- Centuries:: 16th; 17th; 18th; 19th; 20th;
- Decades:: 1760s; 1770s; 1780s; 1790s; 1800s;
- See also:: List of years in Scotland Timeline of Scottish history 1784 in: Great Britain • Wales • Elsewhere

= 1784 in Scotland =

Events from the year 1784 in Scotland.

== Incumbents ==

=== Law officers ===
- Lord Advocate – Ilay Campbell
- Solicitor General for Scotland – Robert Dundas of Arniston

=== Judiciary ===
- Lord President of the Court of Session – Lord Arniston, the younger
- Lord Justice General – The Viscount Stormont
- Lord Justice Clerk – Lord Barskimming

== Events ==
- 9 February – Royal Highland and Agricultural Society of Scotland founded as the Highland Society of Edinburgh.
- May
  - The Buchanites are expelled from Irvine, going on to establish a celibate community at New Cample near Closeburn, Dumfriesshire.
  - A dispute arising at the University of Glasgow between Professor John Anderson, the Principal William Leechman and others leads to the self-expulsion of Thomas Muir.
- 25 & 27 August – apothecary James Tytler makes the first balloon ascents in Great Britain, in a hot air balloon from Edinburgh.
- 14 November – Samuel Seabury is consecrated at the house of John Skinner, coadjutor bishop of Aberdeen, as first Bishop of the Episcopal Diocese of Connecticut (his native state), the first bishop of the Episcopal Church in the United States.
- Highland estates whose revenues were forfeited to the government by their proprietors following the Jacobite rising of 1745 are restored to their legal heirs on discharge of debts.
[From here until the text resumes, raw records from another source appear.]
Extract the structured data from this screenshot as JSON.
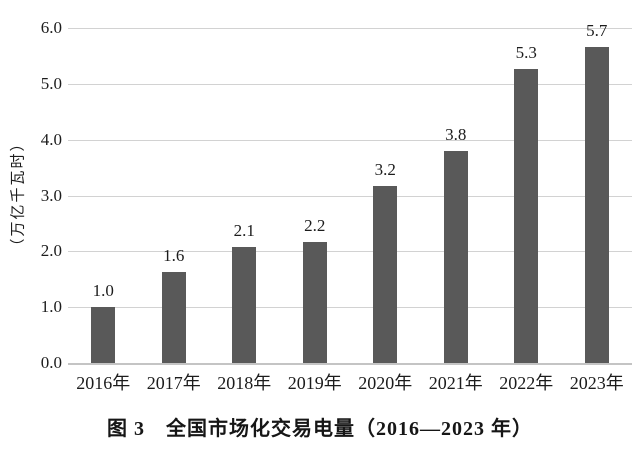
{
  "figure": {
    "caption": "图 3　全国市场化交易电量（2016—2023 年）",
    "y_axis_title": "（万亿千瓦时）"
  },
  "chart_data": {
    "type": "bar",
    "title": "图 3　全国市场化交易电量（2016—2023 年）",
    "xlabel": "",
    "ylabel": "（万亿千瓦时）",
    "categories": [
      "2016年",
      "2017年",
      "2018年",
      "2019年",
      "2020年",
      "2021年",
      "2022年",
      "2023年"
    ],
    "values": [
      1.0,
      1.6,
      2.1,
      2.2,
      3.2,
      3.8,
      5.3,
      5.7
    ],
    "data_labels": [
      "1.0",
      "1.6",
      "2.1",
      "2.2",
      "3.2",
      "3.8",
      "5.3",
      "5.7"
    ],
    "plotted_values": [
      1.0,
      1.63,
      2.07,
      2.17,
      3.17,
      3.79,
      5.27,
      5.66
    ],
    "ylim": [
      0,
      6
    ],
    "ytick_interval": 1.0,
    "yticks": [
      "0.0",
      "1.0",
      "2.0",
      "3.0",
      "4.0",
      "5.0",
      "6.0"
    ],
    "grid": true,
    "legend_position": "none",
    "bar_color": "#595959",
    "gridline_color": "#d2d2d2",
    "text_color": "#1c1c1c"
  }
}
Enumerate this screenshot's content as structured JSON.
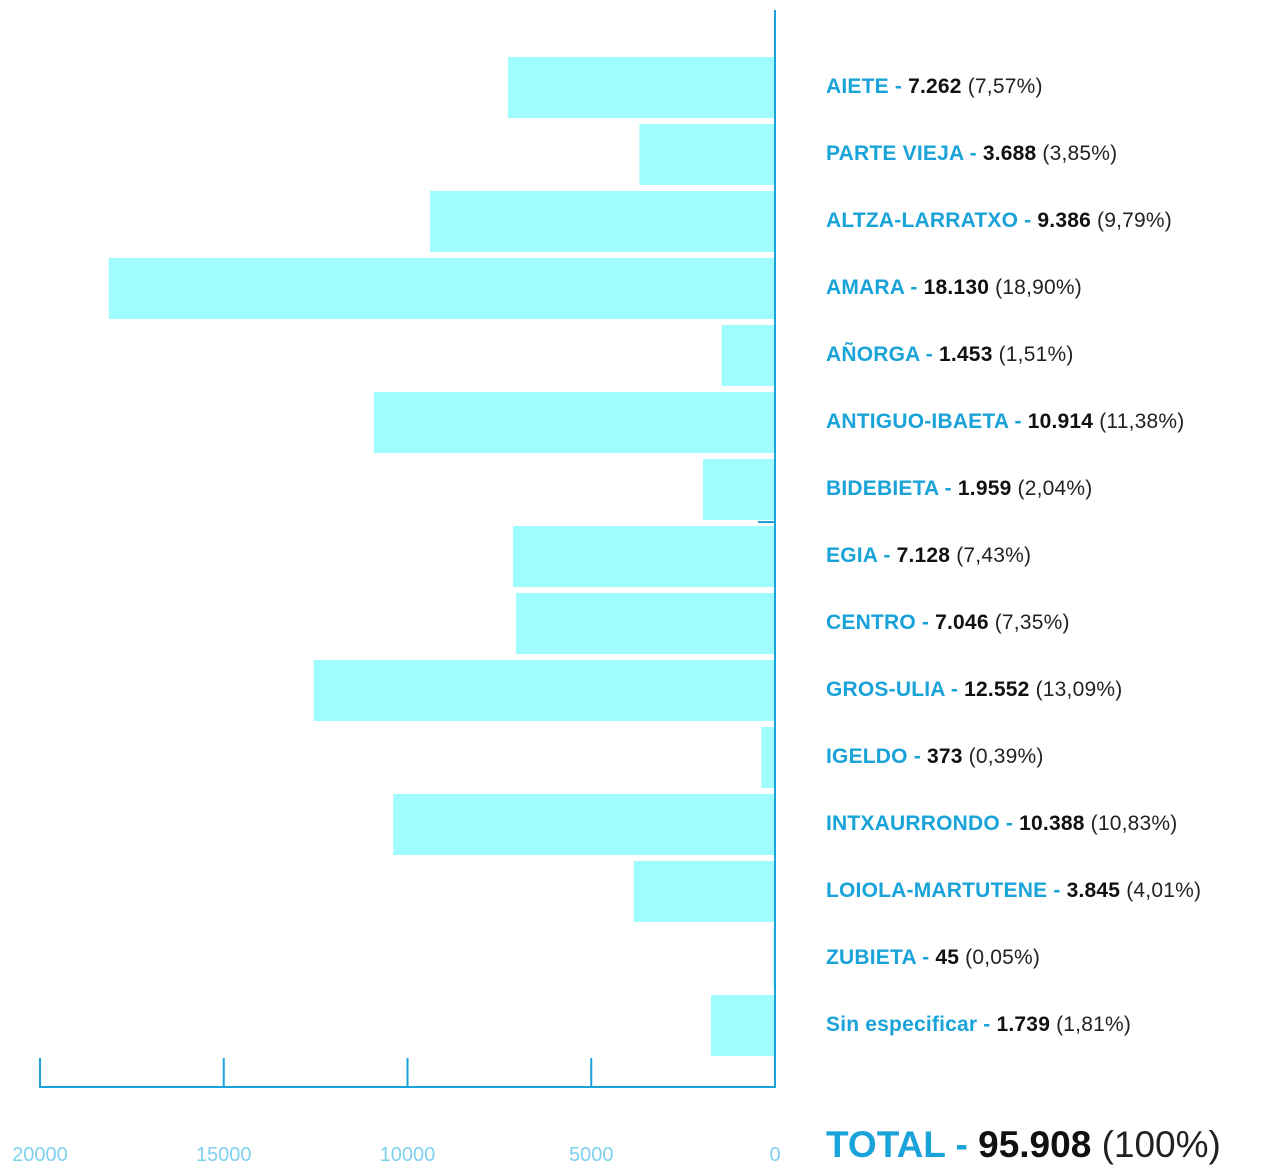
{
  "chart_data": {
    "type": "bar",
    "orientation": "horizontal",
    "title": "",
    "xlabel": "",
    "ylabel": "",
    "xlim": [
      0,
      20000
    ],
    "x_ticks": [
      "20000",
      "15000",
      "10000",
      "5000",
      "0"
    ],
    "grid": false,
    "legend": "none",
    "bar_color": "#9ffcff",
    "axis_color": "#1aa3d9",
    "categories": [
      {
        "name": "AIETE",
        "value": 7262,
        "value_label": "7.262",
        "percent": "7,57%"
      },
      {
        "name": "PARTE VIEJA",
        "value": 3688,
        "value_label": "3.688",
        "percent": "3,85%"
      },
      {
        "name": "ALTZA-LARRATXO",
        "value": 9386,
        "value_label": "9.386",
        "percent": "9,79%"
      },
      {
        "name": "AMARA",
        "value": 18130,
        "value_label": "18.130",
        "percent": "18,90%"
      },
      {
        "name": "AÑORGA",
        "value": 1453,
        "value_label": "1.453",
        "percent": "1,51%"
      },
      {
        "name": "ANTIGUO-IBAETA",
        "value": 10914,
        "value_label": "10.914",
        "percent": "11,38%"
      },
      {
        "name": "BIDEBIETA",
        "value": 1959,
        "value_label": "1.959",
        "percent": "2,04%"
      },
      {
        "name": "EGIA",
        "value": 7128,
        "value_label": "7.128",
        "percent": "7,43%"
      },
      {
        "name": "CENTRO",
        "value": 7046,
        "value_label": "7.046",
        "percent": "7,35%"
      },
      {
        "name": "GROS-ULIA",
        "value": 12552,
        "value_label": "12.552",
        "percent": "13,09%"
      },
      {
        "name": "IGELDO",
        "value": 373,
        "value_label": "373",
        "percent": "0,39%"
      },
      {
        "name": "INTXAURRONDO",
        "value": 10388,
        "value_label": "10.388",
        "percent": "10,83%"
      },
      {
        "name": "LOIOLA-MARTUTENE",
        "value": 3845,
        "value_label": "3.845",
        "percent": "4,01%"
      },
      {
        "name": "ZUBIETA",
        "value": 45,
        "value_label": "45",
        "percent": "0,05%"
      },
      {
        "name": "Sin especificar",
        "value": 1739,
        "value_label": "1.739",
        "percent": "1,81%"
      }
    ],
    "total": {
      "name": "TOTAL",
      "value": 95908,
      "value_label": "95.908",
      "percent": "100%"
    }
  }
}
The accrued funds are primarily applied to completion of the Forth and Clyde Canal.
- "Wash Act" reduces excise duty on Scotch whisky and provides a definition of the Highland Line.
- St Andrew's Church in New Town, Edinburgh, opened.

== Births ==
- 11 January – Thomas Hamilton, architect (died 1858)
- 20 February – Adam Black, publisher (died 1874)
- 18 May – William Tennant, poet (died 1848)
- 17 July – John Campbell, surgeon (died 1867)
- 27 August – William Cargill, first Superintendent of Otago Province (New Zealand) (died 1860 in New Zealand)
- 25 September – James Bremner, shipbuilder and salvor (died 1856)
- 7 December – Allan Cunningham, poet and artistic biographer (died 1842 in London)

== Deaths ==
- 29 January – George Bogle of Daldowie, tobacco and sugar merchant and Rector of the University of Glasgow (born 1700)
- 13 February – William Burnes, farmer, father of Robert Burns (born 1721)
- 10 August – Allan Ramsay, portrait painter (born 1713; died at Dover)
- 20 May – Alexander Ross, poet (born 1699)

==The arts==
- 22 May – English actress Sarah Siddons makes her Scottish debut in Edinburgh.